Anna Campbell

The hyperarousal effect, known to most of us as the fight or flight response, kicks in when we perceive threats to our safety.

Right now, wherever I travel in rural New Zealand and whether it is farmers I speak with, or industry people, the main topic of conversation is frustration around environmental policy – akin to a lion in our midst.

This is understandable given the raft of regulatory changes being imposed, but it also worries me because when we are so tied up fighting NZ politics and thinking within our geographical boundaries, are we missing a king cobra in the grass?

During September a report was released by United States-based independent think-tank, RethinkX “Rethinking Food and Agriculture 2020-2030.” Their opening gambit “We are on the cusp of the deepest, fastest, most consequential disruption in food and agricultural production since the first domestication of plants and animals 10,000 years ago.”

In a nutshell, the authors believe the rise in cellular agriculture, where food is engineered by scientists at a molecular level, uploaded to databases and accessed by food designers anywhere in the world, will replace all conventional agricultural systems in little more than a decade.

They predict the US cattle industry will be effectively bankrupt by 2030, with demand for cow-based products having dropped by 70%. Other livestock markets, including fish and poultry will follow a similar trajectory.

Only months after the report was released, the largest US milk producer, Dean Foods, a company the size of Fonterra, went bankrupt citing the rise in demand for plant-based milk products as one of the reasons. This is a sharp reminder that businesses and industries are never too big to fail.

How much of the report is hype? The timelines seem incredible and my first instinct, along with many others, was to rubbish it. The authors are San Francisco-based, the centre of the alternate protein investment hype – do they have vested interests? I don’t know, but what if they are right?

The report goes into the phasing of new types of foods, with the disruption starting as ingredient substitution. This will be a business-to-business, rather than consumer-led disruption and it is easy to imagine how this might work for products like sugar, whey protein and egg powders.

Following ingredient substitution comes the substitution of end-products completely – business-to-consumer. First, this is mixing new with old products before total one-to-one substitution, where complete, complex foods, such as meat, milk and vegetables are completely swapped out by cellular replacements, potentially brewed in a local food entity.

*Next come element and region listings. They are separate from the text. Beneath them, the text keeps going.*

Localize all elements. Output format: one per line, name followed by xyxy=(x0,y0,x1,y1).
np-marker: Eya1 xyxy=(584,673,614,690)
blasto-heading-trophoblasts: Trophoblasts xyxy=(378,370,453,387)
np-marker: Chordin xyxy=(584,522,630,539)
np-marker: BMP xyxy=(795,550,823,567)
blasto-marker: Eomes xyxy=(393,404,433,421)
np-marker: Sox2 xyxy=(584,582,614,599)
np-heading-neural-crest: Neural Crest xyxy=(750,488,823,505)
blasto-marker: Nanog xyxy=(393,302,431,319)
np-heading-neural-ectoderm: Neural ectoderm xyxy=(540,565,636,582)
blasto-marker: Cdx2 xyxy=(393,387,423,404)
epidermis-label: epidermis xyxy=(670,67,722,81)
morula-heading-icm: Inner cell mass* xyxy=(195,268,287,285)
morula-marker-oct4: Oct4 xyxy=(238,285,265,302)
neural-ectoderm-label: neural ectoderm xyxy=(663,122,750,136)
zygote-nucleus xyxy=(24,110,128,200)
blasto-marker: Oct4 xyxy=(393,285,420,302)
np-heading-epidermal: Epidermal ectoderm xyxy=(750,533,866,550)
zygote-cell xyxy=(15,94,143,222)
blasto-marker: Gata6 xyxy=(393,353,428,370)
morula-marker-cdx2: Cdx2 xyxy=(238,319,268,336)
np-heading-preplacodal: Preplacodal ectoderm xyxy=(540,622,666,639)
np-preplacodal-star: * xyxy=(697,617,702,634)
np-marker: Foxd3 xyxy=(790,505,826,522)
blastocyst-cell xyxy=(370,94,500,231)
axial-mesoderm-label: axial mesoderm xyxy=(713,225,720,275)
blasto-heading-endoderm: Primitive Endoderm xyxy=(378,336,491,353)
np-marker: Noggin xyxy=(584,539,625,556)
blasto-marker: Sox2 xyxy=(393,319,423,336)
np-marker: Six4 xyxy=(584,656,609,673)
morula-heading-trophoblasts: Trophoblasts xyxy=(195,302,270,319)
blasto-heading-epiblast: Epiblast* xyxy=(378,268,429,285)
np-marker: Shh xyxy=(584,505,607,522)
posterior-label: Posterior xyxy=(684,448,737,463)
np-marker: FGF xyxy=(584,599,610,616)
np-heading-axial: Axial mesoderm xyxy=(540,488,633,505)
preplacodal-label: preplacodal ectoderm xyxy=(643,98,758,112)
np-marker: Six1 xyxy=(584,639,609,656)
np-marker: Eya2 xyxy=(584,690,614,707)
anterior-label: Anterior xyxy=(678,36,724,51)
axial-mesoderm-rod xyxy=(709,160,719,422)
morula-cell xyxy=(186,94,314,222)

If ingredients are the first to be disrupted what does this say of Fonterra’s strategy to consolidate the dairy business around ingredients? A very good Ted Talk by New Zealander, Danielle Appleton addresses this very issue, questioning the future for commodity-style anonymous ingredients. She also argues a strong case for Kiwi ingenuity as instrumental in mapping the future for NZ agriculture. https://www.ted.com/talks/danielle_appleton_is_new_zealand_dairy_in_danger_of_being_milked_out_of_existence

What does this Kiwi ingenuity look like faced with a King Cobra? Here are my thoughts:

  • Alternate protein products are highly processed and there is increasing evidence pointing to processed food, often high in salt and/or fructose, being a major contributor to the obesity epidemic. NZ has under-invested in clinically based research into the nutritional benefits of whole food products and combinations – the Government and industry must drastically increase their spend on the development of functional food products made from NZ agricultural products – think kiwifruit fibre-enriched red meat products, digestive health, energy and brain function in one hit.
  • World wealth and population growth has shifted East. Now is the time for Government and industry to significantly invest in developing Asian, Middle East and African markets, not just China though, we can’t afford to have too many eggs in that basket – think India, Kenya or the UAE and determine how NZ cuisine and flavours work in those markets.
  • We need to develop greater diversity within our agricultural sector and flexibility of land-use incorporating horticulture and cropping on to our livestock farms – and we need to tie this in with a shared economy for processing and marketing products – Uber agriculture if you like.
  • NZ’s food and fibre products are too good to be anonymous ingredients and commodities. As much as we are angry with the Government, we need to take a deep breath, move out of our instinctive fight-flight response into thoughtful innovation and bold market directives. NZ farmers have risen to such challenges before – it’s time to do so again.

 

  • Anna Campbell is managing director of AbacusBio Ltd, a Dunedin based agri-technology company.